Readers leave many things in books—relevant press cuttings, bookmarks or keepsakes for example and one of the pleasures for purchasers of pre-loved volumes is discovering these reminders from the past. The older the book, the more intriguing the find. Today I want to share with you a treasure from my collection which I found in an early nineteenth century notebook owned by Lieutenant (later Commander) Charles Haultain of the Royal Navy. Commander Haultain died in 1845. We must suppose that one of his descendants found the clasped notebook the ideal place to press this sprig of holly. I was awestruck when I read the inscription:
A relic from Wordsworth’s garden, pluck’d by Mr H Luttrell September 1848.
It was as if I had reached across time and space to establish this fleeting connection with one of England’s greatest poets. The leaf was plucked by Henry Luttrell, a society wit and author of light verse who, I dare hope, was a welcome guest and not one of the day-trippers who besieged Wordsworth’s home of Rydal Mount, near Ambleside in the English Lake District.

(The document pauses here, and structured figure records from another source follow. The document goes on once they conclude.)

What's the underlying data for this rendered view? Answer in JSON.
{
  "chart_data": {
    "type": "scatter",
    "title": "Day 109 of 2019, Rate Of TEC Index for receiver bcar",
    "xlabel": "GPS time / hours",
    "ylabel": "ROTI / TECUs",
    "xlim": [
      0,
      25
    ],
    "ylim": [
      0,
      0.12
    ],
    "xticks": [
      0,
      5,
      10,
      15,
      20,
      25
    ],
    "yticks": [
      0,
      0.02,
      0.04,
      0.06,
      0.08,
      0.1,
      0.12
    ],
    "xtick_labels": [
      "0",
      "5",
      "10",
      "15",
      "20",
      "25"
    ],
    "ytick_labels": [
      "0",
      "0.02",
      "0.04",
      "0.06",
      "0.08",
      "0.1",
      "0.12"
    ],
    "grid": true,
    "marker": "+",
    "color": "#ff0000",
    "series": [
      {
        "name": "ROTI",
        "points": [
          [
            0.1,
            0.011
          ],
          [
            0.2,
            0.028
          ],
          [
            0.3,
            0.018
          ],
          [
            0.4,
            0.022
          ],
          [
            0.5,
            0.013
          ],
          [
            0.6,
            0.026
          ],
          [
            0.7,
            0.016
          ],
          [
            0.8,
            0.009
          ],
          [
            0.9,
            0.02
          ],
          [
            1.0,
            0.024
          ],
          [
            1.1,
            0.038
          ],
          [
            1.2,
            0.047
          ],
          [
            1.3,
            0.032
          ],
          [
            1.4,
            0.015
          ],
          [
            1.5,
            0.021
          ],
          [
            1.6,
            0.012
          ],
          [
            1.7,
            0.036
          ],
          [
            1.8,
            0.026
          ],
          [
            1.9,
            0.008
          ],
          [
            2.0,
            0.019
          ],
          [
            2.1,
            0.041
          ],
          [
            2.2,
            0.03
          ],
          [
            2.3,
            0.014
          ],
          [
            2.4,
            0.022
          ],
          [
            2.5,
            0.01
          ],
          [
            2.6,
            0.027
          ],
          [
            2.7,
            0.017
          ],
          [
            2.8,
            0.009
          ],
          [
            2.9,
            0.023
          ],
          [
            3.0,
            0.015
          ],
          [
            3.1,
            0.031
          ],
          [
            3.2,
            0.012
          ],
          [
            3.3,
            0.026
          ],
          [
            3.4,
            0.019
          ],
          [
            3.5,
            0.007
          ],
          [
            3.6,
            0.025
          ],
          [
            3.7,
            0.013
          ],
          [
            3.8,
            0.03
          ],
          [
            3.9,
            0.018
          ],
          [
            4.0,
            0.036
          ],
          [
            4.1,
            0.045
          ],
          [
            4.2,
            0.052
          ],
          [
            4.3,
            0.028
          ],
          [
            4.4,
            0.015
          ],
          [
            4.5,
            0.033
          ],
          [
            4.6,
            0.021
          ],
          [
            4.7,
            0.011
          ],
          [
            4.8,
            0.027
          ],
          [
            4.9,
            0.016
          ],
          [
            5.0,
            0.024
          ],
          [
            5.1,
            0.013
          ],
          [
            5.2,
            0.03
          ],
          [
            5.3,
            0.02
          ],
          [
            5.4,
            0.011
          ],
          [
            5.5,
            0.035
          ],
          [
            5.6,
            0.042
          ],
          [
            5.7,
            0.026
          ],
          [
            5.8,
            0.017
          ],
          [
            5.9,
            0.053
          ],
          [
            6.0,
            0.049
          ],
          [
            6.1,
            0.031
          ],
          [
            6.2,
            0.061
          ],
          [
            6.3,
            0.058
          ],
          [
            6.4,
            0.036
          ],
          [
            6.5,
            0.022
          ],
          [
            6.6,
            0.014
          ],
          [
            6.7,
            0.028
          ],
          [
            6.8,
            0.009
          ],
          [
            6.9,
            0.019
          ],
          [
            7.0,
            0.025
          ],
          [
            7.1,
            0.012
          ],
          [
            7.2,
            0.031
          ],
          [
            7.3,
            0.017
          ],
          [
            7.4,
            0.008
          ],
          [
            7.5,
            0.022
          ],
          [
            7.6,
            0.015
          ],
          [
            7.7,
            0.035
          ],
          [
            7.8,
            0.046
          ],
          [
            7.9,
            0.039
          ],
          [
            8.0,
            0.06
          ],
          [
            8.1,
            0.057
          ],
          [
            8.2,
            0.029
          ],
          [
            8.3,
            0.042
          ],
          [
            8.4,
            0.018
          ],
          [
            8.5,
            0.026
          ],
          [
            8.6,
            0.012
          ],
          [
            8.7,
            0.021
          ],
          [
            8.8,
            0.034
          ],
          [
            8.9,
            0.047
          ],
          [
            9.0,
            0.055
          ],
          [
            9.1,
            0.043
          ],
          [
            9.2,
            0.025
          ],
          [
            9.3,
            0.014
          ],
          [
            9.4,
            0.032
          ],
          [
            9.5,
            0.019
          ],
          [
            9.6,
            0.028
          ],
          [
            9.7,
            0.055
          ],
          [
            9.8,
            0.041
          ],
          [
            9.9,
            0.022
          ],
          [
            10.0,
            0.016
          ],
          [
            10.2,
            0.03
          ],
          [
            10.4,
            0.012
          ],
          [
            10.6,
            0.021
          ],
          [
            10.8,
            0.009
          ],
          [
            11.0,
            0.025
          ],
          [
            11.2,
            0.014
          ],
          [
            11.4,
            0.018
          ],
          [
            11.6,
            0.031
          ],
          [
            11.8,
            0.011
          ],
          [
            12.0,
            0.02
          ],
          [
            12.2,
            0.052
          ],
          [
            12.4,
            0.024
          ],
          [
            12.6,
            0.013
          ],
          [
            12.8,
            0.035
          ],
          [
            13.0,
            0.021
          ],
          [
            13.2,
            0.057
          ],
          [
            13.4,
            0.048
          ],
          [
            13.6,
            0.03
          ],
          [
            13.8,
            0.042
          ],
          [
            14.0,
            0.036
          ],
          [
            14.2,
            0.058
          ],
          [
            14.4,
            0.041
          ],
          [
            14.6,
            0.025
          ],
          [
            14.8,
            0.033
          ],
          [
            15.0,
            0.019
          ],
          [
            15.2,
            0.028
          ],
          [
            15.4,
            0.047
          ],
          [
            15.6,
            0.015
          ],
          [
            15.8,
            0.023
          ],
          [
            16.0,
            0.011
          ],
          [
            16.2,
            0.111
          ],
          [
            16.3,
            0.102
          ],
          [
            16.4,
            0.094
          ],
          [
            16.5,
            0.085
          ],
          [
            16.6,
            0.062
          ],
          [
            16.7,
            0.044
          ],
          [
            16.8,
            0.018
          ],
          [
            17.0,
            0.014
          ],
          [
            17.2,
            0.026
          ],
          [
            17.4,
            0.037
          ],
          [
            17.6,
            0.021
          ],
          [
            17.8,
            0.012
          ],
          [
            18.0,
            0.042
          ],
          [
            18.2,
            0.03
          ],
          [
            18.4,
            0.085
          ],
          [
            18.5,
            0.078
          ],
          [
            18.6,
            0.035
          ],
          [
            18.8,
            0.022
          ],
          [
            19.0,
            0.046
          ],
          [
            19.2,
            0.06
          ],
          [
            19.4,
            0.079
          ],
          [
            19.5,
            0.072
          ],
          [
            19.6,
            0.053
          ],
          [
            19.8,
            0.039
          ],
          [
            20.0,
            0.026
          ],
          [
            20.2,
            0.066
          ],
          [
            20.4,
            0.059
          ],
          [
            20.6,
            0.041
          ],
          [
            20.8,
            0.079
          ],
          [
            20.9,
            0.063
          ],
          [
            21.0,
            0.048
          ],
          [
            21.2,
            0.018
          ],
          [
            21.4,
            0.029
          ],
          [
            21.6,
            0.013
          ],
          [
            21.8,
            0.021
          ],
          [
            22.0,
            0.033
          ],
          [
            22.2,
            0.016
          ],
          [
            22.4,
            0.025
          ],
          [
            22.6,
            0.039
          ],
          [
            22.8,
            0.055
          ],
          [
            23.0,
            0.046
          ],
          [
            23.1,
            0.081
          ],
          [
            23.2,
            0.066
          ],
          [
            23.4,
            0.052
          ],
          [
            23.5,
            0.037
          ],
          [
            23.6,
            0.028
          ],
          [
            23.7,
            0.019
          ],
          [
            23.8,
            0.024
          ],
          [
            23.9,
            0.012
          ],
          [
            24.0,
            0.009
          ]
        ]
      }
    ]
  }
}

By 1848, two years before his death, Wordsworth was Poet Laureate and the revered elder statesman of English poetry. Elizabeth Barrett wrote to Miss Mitford in February 1842, ‘I might, if I were tempted, be caught in the overt act of gathering a thistle because Wordsworth had trodden it down ... of gathering it eagerly like his own ass!’ (Later in the same letter, she goes on to say, ‘Yes—Wordsworth is wordy sometimes—in his blank verse he is. But he is a Wordsworth—a great poet & true!’
He was a keen landscape gardener and designed the four acre garden at Mount Rydal where he built a ‘writing hut’. During his life time, it had already become a tourist destination where, according to James’ Gibson’s 1843 Guide to the Scenery on Windermere, Wordsworth ‘most kindly invites all strangers to walk through his grounds’. The opening of the Kendal and Windermere Railway in 1847 brought even more ‘Tourists’ and ‘Cheap-Trainers’ to the house, who did not hesitate to ring the bell and ask for an autograph or help themselves to a leaf as a memento.
Below: Rydal Mount, Gardens landscaped by William Wordsworth. (Cmyk at English Wikipedia)
William Wordsworth died in 1850 and his family continued to rent the house until the death of his widow, Mary, in 1859. It was acquired in 1969 by their great great granddaughter and remains in the ownership of the Wordsworth family. House and gardens are open to the public.